Muscle strains can happen to anyone at any given time. You don’t need to be a sprinter to pull a hamstring, and you don’t need to be a bodybuilder to tear a bicep.
If you’ve ever had a muscle strain, you might’ve been recommended to visit a physiotherapist by your doctor, a family member, or a friend. With no previous knowledge on the benefits of physiotherapy, it’s easy to choose medication as a temporary measure to reduce and control pain.
However, choosing physiotherapy will treat the symptoms AND provide education on the extent of the injury, look at possible causes, and ways to prevent recurrence.
Strains and sprains may sound similar and are often confused, but they are two completely different types of injuries. Both muscle strains and ligament sprains can be excruciatingly painful and your physiotherapist will be able to assess the injured tissue accurately to develop an effective treatment plan.

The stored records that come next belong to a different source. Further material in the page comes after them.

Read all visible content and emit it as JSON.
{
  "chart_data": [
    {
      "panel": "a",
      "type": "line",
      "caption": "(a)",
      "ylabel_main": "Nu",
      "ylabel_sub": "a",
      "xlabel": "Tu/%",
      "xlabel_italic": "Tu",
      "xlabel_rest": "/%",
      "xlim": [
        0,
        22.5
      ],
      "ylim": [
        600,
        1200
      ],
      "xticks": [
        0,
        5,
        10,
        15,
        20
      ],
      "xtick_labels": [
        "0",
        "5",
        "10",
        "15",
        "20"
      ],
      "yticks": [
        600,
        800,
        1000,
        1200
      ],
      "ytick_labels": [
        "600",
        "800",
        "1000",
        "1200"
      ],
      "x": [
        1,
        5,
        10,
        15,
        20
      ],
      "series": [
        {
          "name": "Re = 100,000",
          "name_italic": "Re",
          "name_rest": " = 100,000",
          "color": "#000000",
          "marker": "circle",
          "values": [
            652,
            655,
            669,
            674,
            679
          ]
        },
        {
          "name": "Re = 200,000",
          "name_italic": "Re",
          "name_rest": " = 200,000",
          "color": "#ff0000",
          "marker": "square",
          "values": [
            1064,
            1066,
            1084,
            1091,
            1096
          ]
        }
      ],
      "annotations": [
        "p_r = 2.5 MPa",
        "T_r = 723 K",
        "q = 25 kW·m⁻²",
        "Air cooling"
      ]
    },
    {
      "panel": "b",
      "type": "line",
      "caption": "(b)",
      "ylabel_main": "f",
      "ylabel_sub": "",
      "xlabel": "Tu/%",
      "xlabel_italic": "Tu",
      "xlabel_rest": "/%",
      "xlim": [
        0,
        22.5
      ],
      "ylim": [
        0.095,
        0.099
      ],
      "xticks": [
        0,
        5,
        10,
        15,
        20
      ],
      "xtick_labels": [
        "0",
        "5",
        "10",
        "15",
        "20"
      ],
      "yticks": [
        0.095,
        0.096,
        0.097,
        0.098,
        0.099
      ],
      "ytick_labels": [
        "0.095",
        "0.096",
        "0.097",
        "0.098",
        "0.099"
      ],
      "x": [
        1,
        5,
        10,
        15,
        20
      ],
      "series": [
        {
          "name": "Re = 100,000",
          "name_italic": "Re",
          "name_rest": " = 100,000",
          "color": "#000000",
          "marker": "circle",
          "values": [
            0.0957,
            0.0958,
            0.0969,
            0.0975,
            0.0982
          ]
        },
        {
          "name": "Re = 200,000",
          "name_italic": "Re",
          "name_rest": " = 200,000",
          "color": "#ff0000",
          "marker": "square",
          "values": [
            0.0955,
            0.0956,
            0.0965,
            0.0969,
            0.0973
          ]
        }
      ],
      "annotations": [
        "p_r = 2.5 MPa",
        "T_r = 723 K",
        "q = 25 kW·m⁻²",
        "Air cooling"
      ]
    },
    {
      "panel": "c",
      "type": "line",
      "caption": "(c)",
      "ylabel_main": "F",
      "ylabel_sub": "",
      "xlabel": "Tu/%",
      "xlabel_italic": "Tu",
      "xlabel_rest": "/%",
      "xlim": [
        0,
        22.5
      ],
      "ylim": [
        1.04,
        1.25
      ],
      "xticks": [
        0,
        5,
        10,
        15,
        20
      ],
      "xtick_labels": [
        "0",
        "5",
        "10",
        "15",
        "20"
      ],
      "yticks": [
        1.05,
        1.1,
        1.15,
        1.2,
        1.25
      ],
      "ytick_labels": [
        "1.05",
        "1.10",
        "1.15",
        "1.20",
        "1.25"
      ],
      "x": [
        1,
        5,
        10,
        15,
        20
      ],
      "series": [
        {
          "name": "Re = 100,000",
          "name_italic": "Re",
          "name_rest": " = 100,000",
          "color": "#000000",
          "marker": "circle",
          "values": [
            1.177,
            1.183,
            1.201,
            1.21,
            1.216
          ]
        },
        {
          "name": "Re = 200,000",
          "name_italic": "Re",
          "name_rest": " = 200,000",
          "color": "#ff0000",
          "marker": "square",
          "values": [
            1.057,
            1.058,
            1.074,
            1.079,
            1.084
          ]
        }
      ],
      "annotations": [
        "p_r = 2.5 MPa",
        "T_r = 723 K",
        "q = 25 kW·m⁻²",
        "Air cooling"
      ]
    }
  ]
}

A strain is the stretching or tearing of a muscle or tendon. The tendon is the connection of the muscle to the bone. A sprain, on the other hand, is a stretching of the ligaments which is tissue that connects two bones together.
Of course, any muscle in your body is subject to strains, but like any other injury, some occur more often than others. The most common muscle strains in the lower body occur within the hamstring, quadriceps, calf and groin muscles. In the upper body, the biceps and the rotator cuff muscles of the shoulder are most vulnerable to muscle strain injuries.
Upon your first visit, our physiotherapist will begin their assessment by gaining background knowledge on why, how and when your injury occurred.
Afterward, a physical examination will take place which will evaluate the extent of the muscle injury. Muscle strains are classified as 1st, 2nd or 3rd degree which defines the severity and establishes guidelines for the treatment plan and anticipated recovery time. The presence of bruising will indicate that there has been some tearing of muscle fibres – and the location and extent of the bruising helps the physiotherapist determine the degree of injury.
After a thorough assessment, the physiotherapist will create a treatment plan that will address the acute stage of your specific injury as well as long-term recovery goals. The rehabilitation process also includes education and suggestions to prevent recurrent and future injuries.
Physiotherapists choose, as indicated by the specific injury, from a variety of different methods of treatment to treat the injured muscle.